A arvorezinha
Eu a vejo mesmo quando passo por ela sem prestar atenção. Ela não foge, fica parada, quietinha; não é capaz de pensar nem de querer coisa nenhuma; não, ela só consegue crescer, estar no espaço e ter folhas que ninguém toca, que as pessoas apenas contemplam. A sombra que elas dão, os ocupados passam correndo. Nunca te dei nada? Mas ela não precisa de felicidade. Talvez se alegre quando a acham bonita. Vocês acreditam nisso? Que sagradas inocências expressa. Não sabe de nada, só está ali para me dar prazer. Se digo ao bom algo que não lhe é dado ouvir, por que não teria sentido esse meu amor? Ela nunca me vê sorrir em resposta ao cumprimento que me dirige sem o saber. Morrer aos pés desse ser, como aquela figura que Courbet pintou, despedindo-se para sempre! Decerto seguirei vivendo, mas, e de você, o que será?
***
A Coruja
No muro em ruínas, a coruja disse a si mesma: Ó existência terrível! Qualquer um se horrorizaria, mas eu tenho paciência, baixo os olhos e fico assim, de cócoras. Tudo em mim ou próximo a mim descai em véus cinzentos, mas também sobre minha cabeça brilham as estrelas, e saber disso me fortalece. Espessa plumagem me reveste. Durante o dia, durmo; à noite, fico acordada. Não preciso de espelho para descobrir que aspecto tenho; meu sentimento me diz. É-me fácil imaginar meu rosto estranho. Chamam-me de feia. Se soubessem como minha alma irradia risonhas sensações, não se assustariam comigo. Mas não veem dentro de mim, param no corpo, detêm-se nas vestes. Um dia, fui jovem e bonita, eu poderia dizer, mas isso soa como se tivesse saudade de alguma coisa, e não tenho. Aquela que praticava ser grande suporta com tranquilidade o curso e a mudança do tempo, encontra-se em todo e qualquer presente. Dizem-me: "Filosofia". Mas a morte precoce anula a posterior. A morte não é novidade nenhuma para a coruja; ela já a conhece. Parece que sou uma erudita, que uso óculos e que alguém se interessa tanto por mim que vez por outra vem me visitar. Acha-me harmoniosa. Diz que sou alguém que não o decepciona. É certo que também nunca o enfeiticei. Estuda-me em profundidade, acaricia-me as asas, de vez em quando me traz alguma coisa da confeitaria, com o que acredita proporcionar uma alegria à mais séria das mulheres, e tem razão. Estou lendo um poeta que, por sua delicadeza, se presta a ser digerido por uma coruja. Há algo de doce no seu modo de ser, algo de velado, de indefinido; em suma, é-me apropriado. No passado fui graciosa, ria, gracejava pelo azul do dia afora, virei a cabeça de vários jovens cavalheiros. Agora é diferente, calço sapatos furados, estou velha e fico aqui sentada, quieta.
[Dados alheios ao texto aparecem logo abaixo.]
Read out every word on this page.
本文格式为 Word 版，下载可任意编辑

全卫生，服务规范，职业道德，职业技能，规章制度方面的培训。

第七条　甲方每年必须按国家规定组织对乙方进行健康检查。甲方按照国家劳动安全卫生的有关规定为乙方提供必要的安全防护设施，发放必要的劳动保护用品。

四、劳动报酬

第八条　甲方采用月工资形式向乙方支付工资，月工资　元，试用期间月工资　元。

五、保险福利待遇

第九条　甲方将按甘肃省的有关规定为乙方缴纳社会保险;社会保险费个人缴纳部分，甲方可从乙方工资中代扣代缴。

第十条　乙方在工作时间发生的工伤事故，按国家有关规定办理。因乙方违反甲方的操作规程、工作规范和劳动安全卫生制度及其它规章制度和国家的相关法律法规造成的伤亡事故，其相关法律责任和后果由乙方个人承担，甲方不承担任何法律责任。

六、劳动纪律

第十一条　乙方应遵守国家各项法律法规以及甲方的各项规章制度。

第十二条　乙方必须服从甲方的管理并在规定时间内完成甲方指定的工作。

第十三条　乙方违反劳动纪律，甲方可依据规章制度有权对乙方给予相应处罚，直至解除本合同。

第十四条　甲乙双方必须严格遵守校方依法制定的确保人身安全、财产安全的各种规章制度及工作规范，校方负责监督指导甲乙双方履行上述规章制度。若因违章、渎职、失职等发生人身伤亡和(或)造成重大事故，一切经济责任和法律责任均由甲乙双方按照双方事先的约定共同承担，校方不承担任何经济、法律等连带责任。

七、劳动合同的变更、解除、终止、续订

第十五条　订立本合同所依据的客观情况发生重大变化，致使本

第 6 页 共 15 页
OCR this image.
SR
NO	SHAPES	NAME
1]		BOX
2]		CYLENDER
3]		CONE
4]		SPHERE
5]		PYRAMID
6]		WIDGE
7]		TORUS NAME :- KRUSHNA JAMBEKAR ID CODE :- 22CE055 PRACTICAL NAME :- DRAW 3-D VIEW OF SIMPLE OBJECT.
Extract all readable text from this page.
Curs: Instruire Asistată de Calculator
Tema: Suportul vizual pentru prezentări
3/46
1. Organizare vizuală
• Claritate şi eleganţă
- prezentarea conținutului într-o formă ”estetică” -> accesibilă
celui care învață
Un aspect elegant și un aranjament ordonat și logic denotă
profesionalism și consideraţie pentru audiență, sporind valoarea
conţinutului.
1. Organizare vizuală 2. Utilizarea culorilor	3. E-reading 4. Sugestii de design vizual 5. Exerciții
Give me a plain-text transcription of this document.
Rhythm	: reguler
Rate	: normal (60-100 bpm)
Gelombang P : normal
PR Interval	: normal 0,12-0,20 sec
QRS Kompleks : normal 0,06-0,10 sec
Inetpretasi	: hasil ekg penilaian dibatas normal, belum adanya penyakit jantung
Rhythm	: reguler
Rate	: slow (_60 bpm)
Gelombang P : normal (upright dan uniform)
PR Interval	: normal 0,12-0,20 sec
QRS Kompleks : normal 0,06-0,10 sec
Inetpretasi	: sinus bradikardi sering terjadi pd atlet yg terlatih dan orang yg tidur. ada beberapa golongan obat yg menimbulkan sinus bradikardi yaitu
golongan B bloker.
Robert Walser nasceu em Biel (Suíça), em 1878 e faleceu em 1956 durante uma caminhada na neve. Foi achado por crianças. Publicou três romances, vários textos de prosas curtas, além de publicações em jornais e revistas. São de sua autoria Os irmãos Tanner, O ajudante, e Jakob von Gunten, considerado sua obra-prima.